SteelOrbis Shanghai
The sudden export expansion by the mills has reduced supply and decreased inventory of rebars and
wire rods in the domestic market, and in turn this has been the major contributing factor to the stable movement of the
wire rod price and to the slight rebound in
rebar price.
On November 3, the average price of 20 mm diameter HRB335
rebar in
China's three major markets - Shanghai, Beijing and Guangzhou - was up RMB 20/mt ($3) week on week at RMB 3,103/mt ($394), while that of 20 mm diameter HRB400
rebar was up RMB 23/mt ($3) at RMB 3,250/mt ($413). The average price of 6.5 mm Q235 high speed
wire rod was unchanged at RMB 3,183/mt ($404).
Rumors indicating that the Chinese government may continue to lower the export rebate rate have inclined the Chinese steel mills and traders of late to rush to export more quantities. Consequently, the long product supply decreased in the domestic market. In particular, in eastern
China, there has been almost no inflow from other regions due to the low local prices, and so the market has seen a sharp inventory decline.
At the beginning of week 44, the market remained stable in eastern
China. Then in the middle of the week,
Shagang announced its ex-factory price list for early-November, according to which long products retained their late-October levels. Since
Shagang's ex-factory prices are higher than the market prices, its agents had to hike their quotations. Due to support from the overall low inventory in this market, the prices climbed upwards.
Meanwhile, the market in southern
China showed a trend of steady movement. Since Shaoguan Steel, Guangzhou Steel and the other leading mills did not supply much to the market, overall inventory remained at a low level, leading to sustainable market quotations.
In northern
China, market prices climbed slightly. The prices of long products in the Beijing market increased RMB 10/mt ($1) week on week.
However, in the northeastern region, under seasonal influences the market demand is gradually shrinking with a trend of slight and continuous decline being observed in prices.
Overall, Chinese
rebar prices went steadily up throughout week 44, while
wire rod prices remained stable with a weak tendency.
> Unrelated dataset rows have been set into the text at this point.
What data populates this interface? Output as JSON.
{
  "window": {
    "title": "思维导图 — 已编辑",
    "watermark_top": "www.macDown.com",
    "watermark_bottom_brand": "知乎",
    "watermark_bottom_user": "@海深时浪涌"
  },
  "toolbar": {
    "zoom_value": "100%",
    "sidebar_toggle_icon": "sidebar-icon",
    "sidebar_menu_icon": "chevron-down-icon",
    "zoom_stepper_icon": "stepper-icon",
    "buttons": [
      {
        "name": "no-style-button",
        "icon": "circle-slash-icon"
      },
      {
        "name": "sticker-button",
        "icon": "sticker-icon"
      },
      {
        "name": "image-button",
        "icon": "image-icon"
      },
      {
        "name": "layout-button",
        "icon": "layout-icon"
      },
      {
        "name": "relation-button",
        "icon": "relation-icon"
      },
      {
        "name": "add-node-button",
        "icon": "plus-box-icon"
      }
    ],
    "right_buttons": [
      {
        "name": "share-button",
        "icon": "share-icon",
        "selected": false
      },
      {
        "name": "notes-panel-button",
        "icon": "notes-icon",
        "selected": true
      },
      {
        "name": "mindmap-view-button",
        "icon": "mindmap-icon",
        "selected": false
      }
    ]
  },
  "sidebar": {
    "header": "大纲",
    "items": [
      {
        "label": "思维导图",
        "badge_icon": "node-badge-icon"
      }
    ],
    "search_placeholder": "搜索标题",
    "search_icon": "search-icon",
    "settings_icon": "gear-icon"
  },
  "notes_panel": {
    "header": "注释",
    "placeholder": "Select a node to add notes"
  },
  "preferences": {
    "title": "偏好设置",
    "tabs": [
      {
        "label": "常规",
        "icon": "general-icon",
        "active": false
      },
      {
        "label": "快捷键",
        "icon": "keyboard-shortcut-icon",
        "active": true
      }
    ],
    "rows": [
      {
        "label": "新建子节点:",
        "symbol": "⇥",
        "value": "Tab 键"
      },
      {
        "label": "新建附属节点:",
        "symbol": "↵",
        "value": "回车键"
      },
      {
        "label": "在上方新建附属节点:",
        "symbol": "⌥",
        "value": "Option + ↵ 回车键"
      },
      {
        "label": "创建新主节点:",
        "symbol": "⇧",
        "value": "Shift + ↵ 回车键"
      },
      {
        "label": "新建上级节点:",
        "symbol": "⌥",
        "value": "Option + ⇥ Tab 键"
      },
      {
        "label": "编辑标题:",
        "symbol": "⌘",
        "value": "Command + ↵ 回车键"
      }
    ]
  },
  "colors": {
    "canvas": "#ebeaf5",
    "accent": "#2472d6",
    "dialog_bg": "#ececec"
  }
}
According to the current situation, long products prices are still likely to see a slight rebound if the market inventory does not see an upturn during the coming week. Nevertheless, if the sudden expansion in steel exports results in a sharp exports rise for October and November, this may force the Chinese government to quickly announce its schedule for export rebate adjustment, and this would be expected to have a serious negative impact on exports after December.
At the same time, the following two factors may also have some negative impact on the market price;
Firstly, the new tariff policy effective as of November 1 has already had direct impact on the domestic
semis market. At the end of week 44,
billet saw a considerable price decrease in northern and eastern
China and in some other regions, which may also affect long steel prices.
Secondly, with the incipient winter and concomitant low temperatures, the market has shown weak movement in the northeastern and northwestern regions. In the coming period, there will be a great increase in supplies flowing to the southern regions, creating some pressure on the eastern and southern Chinese markets.
In addition, on Nov.3 the People's Bank of
China announced an increase of half a percentage point in the RMB deposit reserve rate for deposit-taking financial institutions, thus indicating that the Chinese government intends to further rein in liquidity and strengthen macro-controls. In the current situation, this policy will not have a direct impact on the steel market, but its potential effect will make it impossible for steel prices to see any big rebound in the short term.